The animal, which Gilbert named ‘Peanut,’ was put into rehabilitation for lead poisoning and an injured leg, and has since reached a happy milestone.

On July 23, Peanut was well enough to be released back into the wild in the Upper Squamish Valley.

OWL informed Gilbert that it would be journeying to the area to release the bird, and he decided to go bid his feathered friend a fond farewell.

“I was a bit nostalgic about the fact that I won't see him again,” he said. “But I was really happy that he made it and could be released.”

However, before Peanut flew back into the wild, Gilbert said he was nervous.

When he first took the eagle out of the cage, he wondered whether the bird would be able to take off. The golden eagle hadn’t flown in months.

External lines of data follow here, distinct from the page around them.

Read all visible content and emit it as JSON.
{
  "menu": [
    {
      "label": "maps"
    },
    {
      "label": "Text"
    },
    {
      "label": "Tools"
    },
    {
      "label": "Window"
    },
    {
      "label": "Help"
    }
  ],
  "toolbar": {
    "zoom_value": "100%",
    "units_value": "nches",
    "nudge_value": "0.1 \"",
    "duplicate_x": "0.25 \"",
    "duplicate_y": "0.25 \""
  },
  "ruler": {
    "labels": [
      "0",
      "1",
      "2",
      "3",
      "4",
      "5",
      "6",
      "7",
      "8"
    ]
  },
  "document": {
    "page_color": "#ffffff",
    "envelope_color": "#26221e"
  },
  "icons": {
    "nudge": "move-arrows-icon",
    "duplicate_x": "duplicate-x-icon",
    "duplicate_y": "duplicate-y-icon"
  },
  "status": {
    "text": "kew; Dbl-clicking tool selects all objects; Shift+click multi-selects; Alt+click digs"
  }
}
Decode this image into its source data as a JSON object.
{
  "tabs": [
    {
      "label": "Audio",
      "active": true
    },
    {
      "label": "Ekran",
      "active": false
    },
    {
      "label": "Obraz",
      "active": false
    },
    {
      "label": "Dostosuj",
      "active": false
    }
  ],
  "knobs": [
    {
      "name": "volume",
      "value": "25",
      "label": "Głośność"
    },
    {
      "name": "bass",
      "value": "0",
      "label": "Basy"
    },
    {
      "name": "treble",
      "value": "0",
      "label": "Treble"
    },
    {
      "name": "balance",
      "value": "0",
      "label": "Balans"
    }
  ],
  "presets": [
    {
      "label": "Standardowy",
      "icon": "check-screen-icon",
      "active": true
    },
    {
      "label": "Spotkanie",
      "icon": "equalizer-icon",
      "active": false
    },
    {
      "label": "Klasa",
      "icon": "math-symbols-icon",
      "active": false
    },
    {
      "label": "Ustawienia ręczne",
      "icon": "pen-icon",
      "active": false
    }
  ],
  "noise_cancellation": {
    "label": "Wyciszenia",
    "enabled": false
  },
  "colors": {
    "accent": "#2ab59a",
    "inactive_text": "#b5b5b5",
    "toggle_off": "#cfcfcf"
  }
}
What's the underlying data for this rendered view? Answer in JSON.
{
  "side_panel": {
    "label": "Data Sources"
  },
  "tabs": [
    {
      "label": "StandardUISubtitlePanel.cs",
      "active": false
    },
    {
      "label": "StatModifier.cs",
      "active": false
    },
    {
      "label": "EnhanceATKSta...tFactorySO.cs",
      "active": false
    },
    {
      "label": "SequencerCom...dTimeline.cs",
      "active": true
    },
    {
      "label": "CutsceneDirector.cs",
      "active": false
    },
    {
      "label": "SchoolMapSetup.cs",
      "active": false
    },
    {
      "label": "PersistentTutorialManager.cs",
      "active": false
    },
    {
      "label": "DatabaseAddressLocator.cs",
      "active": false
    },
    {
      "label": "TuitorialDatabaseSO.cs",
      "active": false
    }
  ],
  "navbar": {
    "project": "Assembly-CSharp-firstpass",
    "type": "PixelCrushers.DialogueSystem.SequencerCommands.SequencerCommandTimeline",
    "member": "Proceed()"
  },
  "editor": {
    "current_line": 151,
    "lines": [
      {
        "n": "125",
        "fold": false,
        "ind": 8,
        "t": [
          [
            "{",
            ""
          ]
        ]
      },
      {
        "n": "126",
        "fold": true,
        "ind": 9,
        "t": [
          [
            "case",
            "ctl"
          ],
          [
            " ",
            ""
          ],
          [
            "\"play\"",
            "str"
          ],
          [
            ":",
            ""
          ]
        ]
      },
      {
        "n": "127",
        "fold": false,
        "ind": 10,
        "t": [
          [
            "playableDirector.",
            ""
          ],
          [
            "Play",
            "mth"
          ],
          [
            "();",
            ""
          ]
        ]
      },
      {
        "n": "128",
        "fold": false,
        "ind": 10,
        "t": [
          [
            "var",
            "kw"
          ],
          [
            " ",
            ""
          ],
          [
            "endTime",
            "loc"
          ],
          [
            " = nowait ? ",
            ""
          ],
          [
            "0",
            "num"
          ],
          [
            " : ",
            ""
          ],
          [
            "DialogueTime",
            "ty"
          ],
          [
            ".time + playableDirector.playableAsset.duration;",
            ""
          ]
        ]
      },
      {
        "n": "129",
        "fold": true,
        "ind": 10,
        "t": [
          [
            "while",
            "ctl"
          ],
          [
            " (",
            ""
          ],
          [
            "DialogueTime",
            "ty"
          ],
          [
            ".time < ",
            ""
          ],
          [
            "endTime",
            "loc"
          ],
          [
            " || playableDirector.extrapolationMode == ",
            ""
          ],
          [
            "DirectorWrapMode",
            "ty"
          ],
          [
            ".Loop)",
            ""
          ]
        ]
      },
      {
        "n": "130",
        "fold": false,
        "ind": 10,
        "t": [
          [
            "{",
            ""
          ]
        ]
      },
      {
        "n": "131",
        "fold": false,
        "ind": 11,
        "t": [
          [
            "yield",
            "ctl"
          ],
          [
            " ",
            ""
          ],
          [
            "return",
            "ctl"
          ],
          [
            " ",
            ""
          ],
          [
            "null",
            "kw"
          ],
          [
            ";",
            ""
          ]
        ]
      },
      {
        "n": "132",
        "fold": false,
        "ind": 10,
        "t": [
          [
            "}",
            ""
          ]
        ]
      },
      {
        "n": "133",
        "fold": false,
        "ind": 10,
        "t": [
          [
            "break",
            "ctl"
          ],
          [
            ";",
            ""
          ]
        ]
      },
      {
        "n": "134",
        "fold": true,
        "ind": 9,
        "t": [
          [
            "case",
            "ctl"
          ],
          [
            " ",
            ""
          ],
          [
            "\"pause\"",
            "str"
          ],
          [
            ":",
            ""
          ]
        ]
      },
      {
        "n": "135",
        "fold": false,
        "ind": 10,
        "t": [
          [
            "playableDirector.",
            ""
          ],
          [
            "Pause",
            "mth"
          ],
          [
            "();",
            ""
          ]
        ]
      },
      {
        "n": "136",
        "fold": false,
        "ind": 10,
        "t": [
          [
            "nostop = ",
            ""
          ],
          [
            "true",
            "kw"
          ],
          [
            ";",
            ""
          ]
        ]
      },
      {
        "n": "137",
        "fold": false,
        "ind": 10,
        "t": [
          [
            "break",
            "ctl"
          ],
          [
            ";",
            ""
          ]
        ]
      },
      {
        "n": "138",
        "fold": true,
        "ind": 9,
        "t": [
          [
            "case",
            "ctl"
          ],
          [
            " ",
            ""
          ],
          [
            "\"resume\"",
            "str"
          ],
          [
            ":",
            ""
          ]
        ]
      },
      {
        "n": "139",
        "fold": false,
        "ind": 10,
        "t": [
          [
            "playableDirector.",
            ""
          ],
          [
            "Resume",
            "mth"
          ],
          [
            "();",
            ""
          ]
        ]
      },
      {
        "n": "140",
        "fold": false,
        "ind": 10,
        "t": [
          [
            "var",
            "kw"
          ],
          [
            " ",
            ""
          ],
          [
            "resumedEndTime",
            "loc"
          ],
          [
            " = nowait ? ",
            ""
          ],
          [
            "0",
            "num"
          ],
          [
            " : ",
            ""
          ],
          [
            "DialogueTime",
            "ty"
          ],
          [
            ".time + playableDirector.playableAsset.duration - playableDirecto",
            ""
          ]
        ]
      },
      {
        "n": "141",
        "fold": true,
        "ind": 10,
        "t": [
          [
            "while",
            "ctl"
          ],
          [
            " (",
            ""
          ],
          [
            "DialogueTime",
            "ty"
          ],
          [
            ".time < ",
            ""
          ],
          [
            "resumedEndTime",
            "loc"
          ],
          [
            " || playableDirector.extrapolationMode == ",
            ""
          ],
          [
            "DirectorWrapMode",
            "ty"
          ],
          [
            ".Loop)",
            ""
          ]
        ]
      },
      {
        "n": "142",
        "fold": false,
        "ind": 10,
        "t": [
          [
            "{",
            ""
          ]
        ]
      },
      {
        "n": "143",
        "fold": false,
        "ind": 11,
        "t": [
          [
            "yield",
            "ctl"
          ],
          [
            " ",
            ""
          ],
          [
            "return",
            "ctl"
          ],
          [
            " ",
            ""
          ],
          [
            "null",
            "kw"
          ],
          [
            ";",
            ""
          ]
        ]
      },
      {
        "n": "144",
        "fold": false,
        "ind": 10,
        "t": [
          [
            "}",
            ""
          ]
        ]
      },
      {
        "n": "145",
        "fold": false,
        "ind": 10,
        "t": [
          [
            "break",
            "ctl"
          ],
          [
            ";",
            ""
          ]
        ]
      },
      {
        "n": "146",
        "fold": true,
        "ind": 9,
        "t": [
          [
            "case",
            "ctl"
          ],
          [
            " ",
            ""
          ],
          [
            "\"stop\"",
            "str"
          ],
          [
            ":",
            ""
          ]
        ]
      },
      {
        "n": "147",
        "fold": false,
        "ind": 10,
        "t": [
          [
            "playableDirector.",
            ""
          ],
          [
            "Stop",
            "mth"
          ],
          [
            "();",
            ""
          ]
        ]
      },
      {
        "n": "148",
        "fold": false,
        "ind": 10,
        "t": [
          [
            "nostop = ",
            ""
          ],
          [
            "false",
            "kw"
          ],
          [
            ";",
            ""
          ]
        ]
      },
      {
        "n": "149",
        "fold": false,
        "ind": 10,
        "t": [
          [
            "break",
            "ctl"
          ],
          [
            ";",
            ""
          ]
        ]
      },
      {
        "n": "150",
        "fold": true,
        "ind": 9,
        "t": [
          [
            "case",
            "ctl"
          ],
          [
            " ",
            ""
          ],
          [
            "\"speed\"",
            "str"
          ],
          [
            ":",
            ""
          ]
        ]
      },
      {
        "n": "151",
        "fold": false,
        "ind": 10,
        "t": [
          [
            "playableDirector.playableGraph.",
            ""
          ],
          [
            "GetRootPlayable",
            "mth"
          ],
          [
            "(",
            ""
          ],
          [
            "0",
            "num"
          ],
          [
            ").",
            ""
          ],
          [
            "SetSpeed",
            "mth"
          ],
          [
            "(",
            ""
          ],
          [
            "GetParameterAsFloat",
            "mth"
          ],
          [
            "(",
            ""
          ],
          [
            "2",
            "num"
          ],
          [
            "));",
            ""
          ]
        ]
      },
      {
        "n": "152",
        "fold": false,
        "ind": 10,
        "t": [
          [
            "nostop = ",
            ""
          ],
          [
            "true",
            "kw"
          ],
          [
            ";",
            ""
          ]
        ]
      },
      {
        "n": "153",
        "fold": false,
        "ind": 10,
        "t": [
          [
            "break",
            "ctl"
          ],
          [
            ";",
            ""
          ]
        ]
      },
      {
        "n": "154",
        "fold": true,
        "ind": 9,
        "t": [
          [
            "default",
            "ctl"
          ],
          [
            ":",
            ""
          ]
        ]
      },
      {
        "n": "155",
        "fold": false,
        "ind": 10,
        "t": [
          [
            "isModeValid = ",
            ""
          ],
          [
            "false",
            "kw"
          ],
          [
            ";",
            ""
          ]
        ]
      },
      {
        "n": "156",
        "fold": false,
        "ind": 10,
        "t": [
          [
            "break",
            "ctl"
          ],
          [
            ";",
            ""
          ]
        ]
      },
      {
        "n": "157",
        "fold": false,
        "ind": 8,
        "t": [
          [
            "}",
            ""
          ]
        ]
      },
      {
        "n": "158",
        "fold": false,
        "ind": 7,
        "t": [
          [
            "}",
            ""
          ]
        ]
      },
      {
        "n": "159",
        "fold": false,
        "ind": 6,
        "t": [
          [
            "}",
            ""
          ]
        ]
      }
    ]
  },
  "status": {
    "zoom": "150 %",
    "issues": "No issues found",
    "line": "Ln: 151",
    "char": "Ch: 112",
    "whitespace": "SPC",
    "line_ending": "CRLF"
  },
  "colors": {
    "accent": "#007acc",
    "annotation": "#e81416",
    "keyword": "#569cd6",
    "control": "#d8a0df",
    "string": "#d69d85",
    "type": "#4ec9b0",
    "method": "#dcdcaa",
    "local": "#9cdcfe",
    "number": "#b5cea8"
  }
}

The bird of prey had also taken a few months off of hunting, and Gilbert worried that Peanut would have a tough time getting back in the habit of finding his own food.

“Is he really OK? I was kind of overprotective of the bird. Just want to make sure he was really fine and that he was going to make it out there,” he said.

“I don’t want the same thing to happen to him again.”

Gilbert said that anyone looking to help a distressed animal should be trained in basic rescue practices, as he was.

In case they aren’t, they should contact the proper authorities.

In the end, Peanut made it safely back out in the wild. The biologist strapped a tracker onto the eagle to monitor its movements, as a golden eagle in Squamish is a rare occurrence.

“It's such a majestic bird,” said Gilbert. “When you look at these little guys in the eye, you have the right word for respect. They're majestic.”